Avec des airs de Cole Porter, Gershwin, Jerome Kern, “Broadway Lights” illumine la scène du Châtelet

Broadway Lights, au Châtelet
Rarement, les amateurs de comédie musicale n’avaient été aussi gâtés que lors du spectacle “Broadway Lights”, conçu par Christophe Mirambeau, et dont l’objectif était de faire découvrir et redécouvrir 50 ans de créations américaines (1903-1950) sur les scènes parisiennes. Étant l’un des trois auteurs de ce blog Glitter and be gay, vous allez penser, chères lectrices et chers lecteurs, que l’auteur de ces lignes n’est pas objectif. Mais vous n’aurez qu’en partie raison. J’ai été totalement subjugué par l’émotion et la qualité de ce qu’il m’a été donné d’entendre au théâtre du Châtelet.
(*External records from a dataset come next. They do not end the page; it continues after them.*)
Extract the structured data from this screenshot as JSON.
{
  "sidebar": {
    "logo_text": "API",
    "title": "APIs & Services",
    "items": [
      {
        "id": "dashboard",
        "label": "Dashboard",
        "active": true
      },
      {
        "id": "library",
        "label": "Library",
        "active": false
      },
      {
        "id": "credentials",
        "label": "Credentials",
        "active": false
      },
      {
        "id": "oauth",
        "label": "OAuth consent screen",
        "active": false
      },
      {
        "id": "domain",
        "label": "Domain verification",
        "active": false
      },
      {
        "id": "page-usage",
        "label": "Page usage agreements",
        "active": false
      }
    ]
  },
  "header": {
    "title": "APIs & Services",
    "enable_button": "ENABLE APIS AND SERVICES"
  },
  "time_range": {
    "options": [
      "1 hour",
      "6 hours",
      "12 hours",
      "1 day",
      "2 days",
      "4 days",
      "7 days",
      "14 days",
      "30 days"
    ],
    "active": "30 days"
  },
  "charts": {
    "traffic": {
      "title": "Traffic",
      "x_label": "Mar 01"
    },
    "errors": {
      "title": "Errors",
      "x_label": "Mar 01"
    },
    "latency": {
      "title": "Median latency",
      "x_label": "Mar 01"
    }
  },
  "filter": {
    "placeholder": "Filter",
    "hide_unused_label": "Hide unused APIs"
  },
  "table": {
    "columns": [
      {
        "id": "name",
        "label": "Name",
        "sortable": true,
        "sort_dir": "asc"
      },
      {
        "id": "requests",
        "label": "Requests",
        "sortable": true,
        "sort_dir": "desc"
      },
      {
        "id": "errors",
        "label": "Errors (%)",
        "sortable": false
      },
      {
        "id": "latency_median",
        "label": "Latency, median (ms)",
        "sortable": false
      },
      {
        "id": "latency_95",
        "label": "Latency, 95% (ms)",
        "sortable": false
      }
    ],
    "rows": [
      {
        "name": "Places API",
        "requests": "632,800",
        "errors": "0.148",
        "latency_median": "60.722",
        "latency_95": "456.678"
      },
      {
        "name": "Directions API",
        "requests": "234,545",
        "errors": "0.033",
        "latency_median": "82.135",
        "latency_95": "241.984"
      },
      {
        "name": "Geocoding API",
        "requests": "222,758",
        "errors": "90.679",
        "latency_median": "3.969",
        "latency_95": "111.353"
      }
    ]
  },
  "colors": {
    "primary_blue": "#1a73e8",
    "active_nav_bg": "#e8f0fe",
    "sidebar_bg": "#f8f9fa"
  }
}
Tout concourait à faire de ce spectacle une réussite: l’intelligence du choix des œuvres proposées (Porter, Beer, Kern, Gershwin), la beauté des orchestrations spécialement conçues pour l’occasion, l’énergie des interprètes (Pradon surprenant, Loïc Félix magnifique ténor, Liz Callaway vivace et Frédérique Varda divine soprano colorature). David Charles Abell prenait visiblement beaucoup de plaisir à diriger l’orchestre Pasdeloup. Une Symphonic selection de Show Boat (Mississippi, créé au Châtelet en 1929) donna le ton. Enfin, nous pouvions déguster des chefs-d’œuvre du théâtre musical américain avec toute la richesse d’un formidable orchestre.
Un intense moment d’émotion lorsque Mirambeau a annoncé la création française de Ô toi, beauté que j’adore, mélodie sublime extraite des Noces Polonaises de Joseph Beer, spectacle qui devait être créé en décembre 1940. L’occupation allemande obligea Joseph Beer, juif polonais réfugié à Paris après avoir triomphé à Vienne, à fuir à nouveau. Soixante-dix ans plus tard, sa veuve était là pour entendre pour la première fois cette œuvre magnifique.
La veille du concert, les répétitions que nous avions filmées (voir la vidéo) m’avaient déjà donné l’eau à la bouche. Mais c’est avec une joie intense, que sous le ciel glacé de Paris, je me suis surpris le soir à fredonner plusieurs mélodies de Broadway Lights, qui avait illuminé deux heures durant le Châtelet.

Et je dirai même plus… Ce fut un pur moment de bonheur où tout a concouru, grâce à la conception de ce spectacle, pour nous faire vivre quelques rares heures d’émotion et de félicité. La minute de silence qui suivit Le Cygne d’étang, Rhapsodie pour soprano colorature, notre Frédérique Varda,en fut témoin. Il est à rappeler que nous devons cette compositon à Jean-Philippe Bec et que ce fut une création mondiale. Comme il est émouvant d’écouter vibrer le Châtelet. Encore merci ! Puisqu’aimez c’est mentir… Puisqu’aimez c’est trahir… ah ! Le chant du Tzigane… Il est très fort Christophe Mirambeau…
Je ne peux qu’abonder dans le sens de Christophe. C’était magnifique de bout en bout.